J. Emilio Valderrama iniciaba sus discursos con indumentaria acicalada. A medida que entraba en éxtasis desataba la corbata para tirarla al piso, después le estorbaba el saco que era lanzado lejos y culminaba su oración vertiendo chorros de sudor. Álvaro Gómez era pulcro en el vestir, con movimiento giratorio de las manos y una voz gruesa y sonora. Al Mariscal Álzate las frases se le resbalaban por la nariz, con un silbo delgado que iba desapareciendo cuando, rotundo y clamoroso, desarrollaba períodos de asombro intelectual. Fernando Londoño era pulido, su cuerpo adornado como un altar, con una dicción perfecta. Silvio Villegas manejaba el índice con monótona insistencia, rabioso su léxico y rebuscado para emplear adjetivos guerreros. Luis Navarro Ospina, del jefe conservador de Antioquia, tenía rostro beatificable, con destellos mojigatos. A Fidel Castro y a Juan Manuel Santos los recordarán porque el primero se desplomó de bruces y el segundo por su incontinencia urinaria.
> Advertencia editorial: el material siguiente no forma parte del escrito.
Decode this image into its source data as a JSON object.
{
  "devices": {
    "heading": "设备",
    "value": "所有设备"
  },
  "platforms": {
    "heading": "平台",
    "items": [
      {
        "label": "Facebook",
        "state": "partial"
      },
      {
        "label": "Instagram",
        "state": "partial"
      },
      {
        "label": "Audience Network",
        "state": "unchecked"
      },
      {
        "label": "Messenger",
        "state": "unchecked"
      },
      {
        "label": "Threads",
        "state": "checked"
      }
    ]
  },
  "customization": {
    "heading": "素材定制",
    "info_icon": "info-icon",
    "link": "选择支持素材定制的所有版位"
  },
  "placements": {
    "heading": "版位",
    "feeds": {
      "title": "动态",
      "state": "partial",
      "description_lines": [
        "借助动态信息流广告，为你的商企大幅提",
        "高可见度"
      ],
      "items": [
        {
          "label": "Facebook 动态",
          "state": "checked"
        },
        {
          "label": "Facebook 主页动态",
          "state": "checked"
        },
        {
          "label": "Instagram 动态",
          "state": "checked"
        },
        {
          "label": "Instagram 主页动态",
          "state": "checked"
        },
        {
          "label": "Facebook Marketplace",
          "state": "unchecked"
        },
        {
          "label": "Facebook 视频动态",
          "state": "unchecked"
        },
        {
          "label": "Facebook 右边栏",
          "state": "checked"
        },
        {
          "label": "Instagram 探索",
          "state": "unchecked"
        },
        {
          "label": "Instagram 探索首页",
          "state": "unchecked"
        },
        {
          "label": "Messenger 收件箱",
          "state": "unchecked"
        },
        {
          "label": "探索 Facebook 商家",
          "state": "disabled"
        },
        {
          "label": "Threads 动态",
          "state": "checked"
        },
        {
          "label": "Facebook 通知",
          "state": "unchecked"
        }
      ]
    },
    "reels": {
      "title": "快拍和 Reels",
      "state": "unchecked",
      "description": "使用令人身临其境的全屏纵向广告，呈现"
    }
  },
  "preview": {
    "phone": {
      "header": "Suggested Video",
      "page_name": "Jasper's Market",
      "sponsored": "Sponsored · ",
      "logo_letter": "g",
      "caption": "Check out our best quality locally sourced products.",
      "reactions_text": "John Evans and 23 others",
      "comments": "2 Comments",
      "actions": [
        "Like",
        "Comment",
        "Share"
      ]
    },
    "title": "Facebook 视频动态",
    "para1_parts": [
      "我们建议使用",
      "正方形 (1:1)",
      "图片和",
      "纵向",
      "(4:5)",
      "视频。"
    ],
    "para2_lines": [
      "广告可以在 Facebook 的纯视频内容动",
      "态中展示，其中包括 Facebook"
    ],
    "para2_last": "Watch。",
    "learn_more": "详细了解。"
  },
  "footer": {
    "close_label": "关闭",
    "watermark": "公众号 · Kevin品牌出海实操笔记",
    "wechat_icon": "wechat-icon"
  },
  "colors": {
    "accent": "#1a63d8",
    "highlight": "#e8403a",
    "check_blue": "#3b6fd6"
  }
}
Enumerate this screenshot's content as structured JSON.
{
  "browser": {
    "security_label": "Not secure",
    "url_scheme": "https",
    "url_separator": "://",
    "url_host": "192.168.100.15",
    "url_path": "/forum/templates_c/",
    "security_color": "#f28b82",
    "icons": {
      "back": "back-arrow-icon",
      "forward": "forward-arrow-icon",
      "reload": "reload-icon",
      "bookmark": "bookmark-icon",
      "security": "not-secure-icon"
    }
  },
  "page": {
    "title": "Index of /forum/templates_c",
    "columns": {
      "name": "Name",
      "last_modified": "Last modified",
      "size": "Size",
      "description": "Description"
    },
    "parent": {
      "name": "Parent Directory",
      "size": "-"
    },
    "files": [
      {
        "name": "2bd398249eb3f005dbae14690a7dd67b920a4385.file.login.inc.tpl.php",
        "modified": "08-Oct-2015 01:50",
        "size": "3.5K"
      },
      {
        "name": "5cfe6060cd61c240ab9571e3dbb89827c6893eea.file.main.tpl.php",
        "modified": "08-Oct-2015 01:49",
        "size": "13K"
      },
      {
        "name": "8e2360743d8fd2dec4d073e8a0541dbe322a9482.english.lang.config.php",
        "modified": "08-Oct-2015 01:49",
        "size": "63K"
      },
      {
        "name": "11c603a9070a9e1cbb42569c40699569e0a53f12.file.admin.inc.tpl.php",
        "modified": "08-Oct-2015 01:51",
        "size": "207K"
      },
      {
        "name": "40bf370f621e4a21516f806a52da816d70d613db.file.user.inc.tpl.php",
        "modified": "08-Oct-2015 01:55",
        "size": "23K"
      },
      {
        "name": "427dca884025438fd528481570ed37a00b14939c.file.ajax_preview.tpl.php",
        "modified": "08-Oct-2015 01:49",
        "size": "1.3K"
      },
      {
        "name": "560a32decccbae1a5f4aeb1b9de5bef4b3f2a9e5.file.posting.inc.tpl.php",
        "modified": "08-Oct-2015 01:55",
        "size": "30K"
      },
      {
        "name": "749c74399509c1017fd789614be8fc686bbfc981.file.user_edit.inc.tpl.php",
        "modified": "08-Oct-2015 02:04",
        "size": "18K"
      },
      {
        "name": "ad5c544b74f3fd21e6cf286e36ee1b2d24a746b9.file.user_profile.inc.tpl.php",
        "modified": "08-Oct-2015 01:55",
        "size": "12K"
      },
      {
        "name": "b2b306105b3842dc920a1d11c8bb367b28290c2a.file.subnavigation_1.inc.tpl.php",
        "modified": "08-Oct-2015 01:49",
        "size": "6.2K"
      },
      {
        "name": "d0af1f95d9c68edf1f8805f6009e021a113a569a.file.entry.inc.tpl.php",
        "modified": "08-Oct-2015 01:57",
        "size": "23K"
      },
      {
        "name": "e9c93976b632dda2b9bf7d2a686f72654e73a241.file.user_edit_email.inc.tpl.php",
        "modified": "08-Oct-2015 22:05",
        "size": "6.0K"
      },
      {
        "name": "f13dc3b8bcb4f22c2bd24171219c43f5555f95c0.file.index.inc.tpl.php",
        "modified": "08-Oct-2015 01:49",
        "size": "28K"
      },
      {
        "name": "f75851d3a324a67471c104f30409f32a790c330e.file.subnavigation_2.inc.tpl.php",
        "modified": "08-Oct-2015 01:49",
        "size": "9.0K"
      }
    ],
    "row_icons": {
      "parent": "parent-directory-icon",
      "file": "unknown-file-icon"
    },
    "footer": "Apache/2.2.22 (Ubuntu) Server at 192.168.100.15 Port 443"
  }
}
Cambian las costumbres. ¿Quién puede tener memoria de Laureano Gómez con vestuario deportivo, con bombachos holgados y una alegre camisa con estampados arabescos? ¿Quién a un Mariano Ospina Pérez tiranizado por la moda, con un rubio mechón de pelo sobre su frente y un caminado de camaján? ¿Quién a Carlos Lleras Restrepo en cotizas, deslizándose como Álvaro Uribe por un tobogán, para terminar sumergido en las olas artificiales de una piscina? ¿Quién a Hernán Jaramillo Ocampo en pantaloneta de baño, lanzándose desde una piedra para competir con otros en resistencia pulmonar debajo del agua?
Cada tiempo tiene su propio compás y sus ritos estéticos. Los gringos de ahora gustan de presidentes guapos, de músculos tensos y caminar airoso. Reagan siempre se tiñó las canas porque el país quiere que sus mandatarios sean frescos y vitales. En efecto, convocaba frecuentemente los medios televisivos para que la nación lo viera, hacha en mano, volviendo astillas un tronco corpulento. Obama baja al trote las escalerillas de los aviones y las sube con picadillos pasos para evidenciar fortaleza y juventud.
En Europa son peculiares los hombres de gobierno para hacer públicas sus debilidades. La señora Merkel, de semblante severo, es austera en su manera de vestir. Francois Hollande tiene mirada de glotón y es cínico en el clamoreo de sus amores. Sarkozy puso en vitrina su pasión por una diva y terminó haciéndola suya. Berlusconi cayó con el estrépito de un meteorito por su incontrolado apetito por las féminas menores de edad.
¿Por qué este repaso sobre el perfil de los hombres públicos? Jean Palou Egoaguirre acaba de retocar con rasgos fuertes a Putin, presidente de Rusia. Lo pinta así: “Un día pilotea un Fórmula 1; al otro, un avión para apagar incendios. A mitad de semana doma un tigre siberiano, monitorea el corazón de un oso polar o bucea en el lago más profundo del mundo. La aventurera agenda de Putin -quien además es cinturón negro de judo y de lucha rusa (sambo) muestra uno de los lados más curiosos del presidente ruso: su obsesión con su imagen. “El hace sus propias relaciones públicas”, confesó un exempleado de la agenia Ketchum, contratada en EE.UU. para mejorar la percepción del mandatario y cuyos consejos suelen ser ignorados”.